貝がらやシーグラスだけではありません。ウミガメやイルカの骨、サンゴの骨格、土器や化石、コクヨウセキなどがあることも。なかでも、イルカの耳骨(じこつ)は縁起のいいお守りとして身に付けている人もいる、ラッキーアイテムです。沖ノ島を含め、南房総の海岸で何十年もビーチコーミングをしている海鑑メンバーには、今までに1000個くらいイルカの耳骨を拾ったという人もいます。

サメやイノシシの歯

白ではなく、茶色や黒っぽくなっているイルカの耳骨やサメの歯は化石化したもので、何万年も前の骨だといわれています。
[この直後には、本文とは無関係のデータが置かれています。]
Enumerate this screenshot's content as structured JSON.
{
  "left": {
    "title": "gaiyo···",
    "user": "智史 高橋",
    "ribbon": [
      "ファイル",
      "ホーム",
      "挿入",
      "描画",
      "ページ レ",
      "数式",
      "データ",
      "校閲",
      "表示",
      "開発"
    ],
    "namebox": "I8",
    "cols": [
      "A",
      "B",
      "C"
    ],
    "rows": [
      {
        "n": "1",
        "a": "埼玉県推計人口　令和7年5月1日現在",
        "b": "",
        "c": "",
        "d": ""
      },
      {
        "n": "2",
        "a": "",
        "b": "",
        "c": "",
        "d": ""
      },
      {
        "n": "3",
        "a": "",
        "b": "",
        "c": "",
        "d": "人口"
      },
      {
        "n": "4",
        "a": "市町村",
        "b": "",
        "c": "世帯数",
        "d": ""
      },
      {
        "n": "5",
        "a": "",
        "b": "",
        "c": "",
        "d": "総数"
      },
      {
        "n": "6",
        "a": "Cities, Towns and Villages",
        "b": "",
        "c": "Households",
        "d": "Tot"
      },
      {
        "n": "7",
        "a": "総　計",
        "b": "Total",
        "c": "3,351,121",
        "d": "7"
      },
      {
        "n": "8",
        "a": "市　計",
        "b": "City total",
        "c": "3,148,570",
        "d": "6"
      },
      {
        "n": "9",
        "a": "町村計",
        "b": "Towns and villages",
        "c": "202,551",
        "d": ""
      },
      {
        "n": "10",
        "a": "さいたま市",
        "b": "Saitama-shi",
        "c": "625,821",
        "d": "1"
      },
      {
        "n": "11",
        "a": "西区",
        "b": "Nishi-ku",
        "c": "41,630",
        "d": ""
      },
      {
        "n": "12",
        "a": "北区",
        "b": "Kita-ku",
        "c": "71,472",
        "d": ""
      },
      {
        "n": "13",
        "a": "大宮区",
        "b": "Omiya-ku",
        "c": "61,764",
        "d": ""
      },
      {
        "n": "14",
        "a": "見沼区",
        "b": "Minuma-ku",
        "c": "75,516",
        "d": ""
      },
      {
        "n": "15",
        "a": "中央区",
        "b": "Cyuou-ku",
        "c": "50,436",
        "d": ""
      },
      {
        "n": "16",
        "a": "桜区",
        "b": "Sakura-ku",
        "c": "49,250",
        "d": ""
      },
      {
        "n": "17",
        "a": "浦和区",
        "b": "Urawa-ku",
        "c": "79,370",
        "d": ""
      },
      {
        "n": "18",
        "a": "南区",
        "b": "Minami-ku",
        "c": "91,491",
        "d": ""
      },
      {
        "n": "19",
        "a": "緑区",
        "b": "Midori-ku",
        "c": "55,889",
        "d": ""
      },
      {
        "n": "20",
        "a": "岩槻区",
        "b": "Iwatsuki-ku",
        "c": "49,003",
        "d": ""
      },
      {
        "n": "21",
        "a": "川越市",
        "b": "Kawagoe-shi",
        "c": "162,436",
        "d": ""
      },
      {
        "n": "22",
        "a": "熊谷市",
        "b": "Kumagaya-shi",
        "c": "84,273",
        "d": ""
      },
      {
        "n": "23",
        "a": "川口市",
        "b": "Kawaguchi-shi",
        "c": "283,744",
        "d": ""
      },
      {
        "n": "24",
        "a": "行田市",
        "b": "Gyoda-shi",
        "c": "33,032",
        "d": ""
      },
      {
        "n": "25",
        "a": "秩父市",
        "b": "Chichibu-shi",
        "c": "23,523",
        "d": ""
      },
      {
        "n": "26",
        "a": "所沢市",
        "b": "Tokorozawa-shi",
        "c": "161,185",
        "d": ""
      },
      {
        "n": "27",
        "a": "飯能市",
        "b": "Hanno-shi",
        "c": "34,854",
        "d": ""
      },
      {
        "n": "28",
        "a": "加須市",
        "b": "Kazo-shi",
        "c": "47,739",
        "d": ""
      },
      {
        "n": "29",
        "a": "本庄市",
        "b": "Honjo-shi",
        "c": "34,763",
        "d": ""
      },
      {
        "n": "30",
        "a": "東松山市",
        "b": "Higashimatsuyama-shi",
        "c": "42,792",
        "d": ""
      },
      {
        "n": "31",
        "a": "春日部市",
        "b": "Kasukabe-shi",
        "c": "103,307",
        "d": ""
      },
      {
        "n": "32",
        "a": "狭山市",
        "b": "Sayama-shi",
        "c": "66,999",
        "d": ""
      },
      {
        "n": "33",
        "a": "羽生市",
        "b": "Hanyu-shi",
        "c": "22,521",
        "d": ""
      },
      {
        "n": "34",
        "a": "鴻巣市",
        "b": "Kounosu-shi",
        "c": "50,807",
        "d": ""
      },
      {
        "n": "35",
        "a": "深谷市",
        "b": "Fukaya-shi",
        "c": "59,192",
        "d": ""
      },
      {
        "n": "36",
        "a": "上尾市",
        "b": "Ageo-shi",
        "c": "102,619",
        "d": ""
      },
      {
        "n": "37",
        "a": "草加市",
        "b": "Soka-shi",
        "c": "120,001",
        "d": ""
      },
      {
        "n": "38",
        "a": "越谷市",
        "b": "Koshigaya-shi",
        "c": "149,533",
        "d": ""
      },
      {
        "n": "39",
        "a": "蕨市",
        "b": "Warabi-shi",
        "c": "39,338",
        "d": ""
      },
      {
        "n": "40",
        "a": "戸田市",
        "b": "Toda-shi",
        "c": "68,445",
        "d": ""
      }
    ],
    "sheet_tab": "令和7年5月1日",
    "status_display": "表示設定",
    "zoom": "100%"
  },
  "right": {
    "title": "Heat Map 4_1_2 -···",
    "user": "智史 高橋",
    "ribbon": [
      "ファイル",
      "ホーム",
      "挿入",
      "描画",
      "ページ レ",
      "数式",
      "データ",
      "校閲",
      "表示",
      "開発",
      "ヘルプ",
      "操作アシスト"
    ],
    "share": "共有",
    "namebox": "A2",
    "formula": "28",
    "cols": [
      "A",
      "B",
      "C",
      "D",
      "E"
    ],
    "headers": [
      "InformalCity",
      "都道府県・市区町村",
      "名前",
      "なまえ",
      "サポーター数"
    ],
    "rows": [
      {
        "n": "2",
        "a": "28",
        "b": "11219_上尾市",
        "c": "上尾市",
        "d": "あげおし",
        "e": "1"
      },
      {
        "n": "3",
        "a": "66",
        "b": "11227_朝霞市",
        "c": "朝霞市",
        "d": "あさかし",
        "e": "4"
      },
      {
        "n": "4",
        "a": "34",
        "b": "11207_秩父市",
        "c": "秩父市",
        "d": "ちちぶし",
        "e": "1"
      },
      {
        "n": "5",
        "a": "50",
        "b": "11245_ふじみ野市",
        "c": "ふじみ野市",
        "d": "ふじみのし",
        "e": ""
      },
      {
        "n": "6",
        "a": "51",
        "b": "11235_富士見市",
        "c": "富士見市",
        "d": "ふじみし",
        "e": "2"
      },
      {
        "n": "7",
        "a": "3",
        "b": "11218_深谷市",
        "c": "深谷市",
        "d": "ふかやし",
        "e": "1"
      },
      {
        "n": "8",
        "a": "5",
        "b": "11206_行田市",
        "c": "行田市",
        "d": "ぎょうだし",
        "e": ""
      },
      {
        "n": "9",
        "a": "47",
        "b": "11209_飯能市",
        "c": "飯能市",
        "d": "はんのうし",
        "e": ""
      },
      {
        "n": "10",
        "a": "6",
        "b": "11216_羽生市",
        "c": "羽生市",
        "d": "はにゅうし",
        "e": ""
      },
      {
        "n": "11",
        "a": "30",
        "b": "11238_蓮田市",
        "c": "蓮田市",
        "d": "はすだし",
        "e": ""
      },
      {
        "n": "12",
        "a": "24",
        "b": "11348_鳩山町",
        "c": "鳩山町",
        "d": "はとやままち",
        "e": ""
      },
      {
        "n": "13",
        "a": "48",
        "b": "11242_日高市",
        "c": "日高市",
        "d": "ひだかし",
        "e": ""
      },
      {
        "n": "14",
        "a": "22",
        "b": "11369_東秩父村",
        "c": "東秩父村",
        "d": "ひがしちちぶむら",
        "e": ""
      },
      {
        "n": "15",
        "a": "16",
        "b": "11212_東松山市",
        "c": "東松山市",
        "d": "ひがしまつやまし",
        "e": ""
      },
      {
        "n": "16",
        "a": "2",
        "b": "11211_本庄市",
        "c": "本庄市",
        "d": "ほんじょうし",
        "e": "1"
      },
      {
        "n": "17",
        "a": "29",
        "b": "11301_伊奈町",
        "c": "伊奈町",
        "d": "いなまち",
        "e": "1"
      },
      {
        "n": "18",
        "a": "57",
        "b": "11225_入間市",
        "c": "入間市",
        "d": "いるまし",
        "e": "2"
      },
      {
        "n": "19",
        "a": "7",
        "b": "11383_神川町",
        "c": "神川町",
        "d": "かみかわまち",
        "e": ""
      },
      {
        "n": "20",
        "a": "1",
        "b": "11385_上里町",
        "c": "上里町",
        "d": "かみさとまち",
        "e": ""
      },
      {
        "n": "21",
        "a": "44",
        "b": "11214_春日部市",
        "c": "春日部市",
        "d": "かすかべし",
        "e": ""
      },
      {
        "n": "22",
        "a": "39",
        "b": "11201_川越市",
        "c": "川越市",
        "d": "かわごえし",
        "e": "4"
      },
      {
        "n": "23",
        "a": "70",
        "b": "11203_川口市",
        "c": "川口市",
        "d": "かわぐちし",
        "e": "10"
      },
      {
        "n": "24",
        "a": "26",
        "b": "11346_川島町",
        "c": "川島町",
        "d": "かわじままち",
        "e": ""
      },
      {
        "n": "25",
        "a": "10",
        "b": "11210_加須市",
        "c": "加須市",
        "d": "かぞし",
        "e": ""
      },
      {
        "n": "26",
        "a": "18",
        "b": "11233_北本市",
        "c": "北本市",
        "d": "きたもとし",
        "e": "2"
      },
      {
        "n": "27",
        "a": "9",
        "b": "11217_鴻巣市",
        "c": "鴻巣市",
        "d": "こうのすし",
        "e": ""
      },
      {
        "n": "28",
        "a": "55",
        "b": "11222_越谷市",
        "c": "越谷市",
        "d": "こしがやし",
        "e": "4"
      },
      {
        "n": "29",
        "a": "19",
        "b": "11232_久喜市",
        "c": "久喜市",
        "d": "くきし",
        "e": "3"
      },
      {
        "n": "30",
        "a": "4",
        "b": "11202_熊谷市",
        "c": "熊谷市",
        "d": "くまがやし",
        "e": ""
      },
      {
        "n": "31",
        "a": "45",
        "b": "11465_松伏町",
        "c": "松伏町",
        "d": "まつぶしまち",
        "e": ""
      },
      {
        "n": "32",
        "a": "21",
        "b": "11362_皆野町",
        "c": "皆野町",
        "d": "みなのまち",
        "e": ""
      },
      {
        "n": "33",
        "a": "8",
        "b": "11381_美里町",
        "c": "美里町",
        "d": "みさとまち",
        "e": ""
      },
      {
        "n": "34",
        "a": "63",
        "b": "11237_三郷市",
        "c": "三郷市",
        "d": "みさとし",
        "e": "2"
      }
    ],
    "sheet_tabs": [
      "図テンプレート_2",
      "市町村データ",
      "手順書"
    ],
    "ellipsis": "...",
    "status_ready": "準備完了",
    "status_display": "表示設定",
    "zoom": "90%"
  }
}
沖ノ島には、“縄文海中遺跡”とも呼ばれている「沖ノ島遺跡」があります。その名の通り、ふだんは海面下にある縄文時代の遺跡です。イルカの骨がたくさん出土しているので、イルカ漁の拠点だったのかもしれません。

館山港から見える館山城

季節を通して、一人でも家族と一緒でも楽しく過ごせる自然豊かな沖ノ島。沖ノ島に沈む夕日や、沖ノ島の手前にある館山港辺りから見る館山城の姿もおすすめです。ぜひ訪れてみてはいかがでしょうか。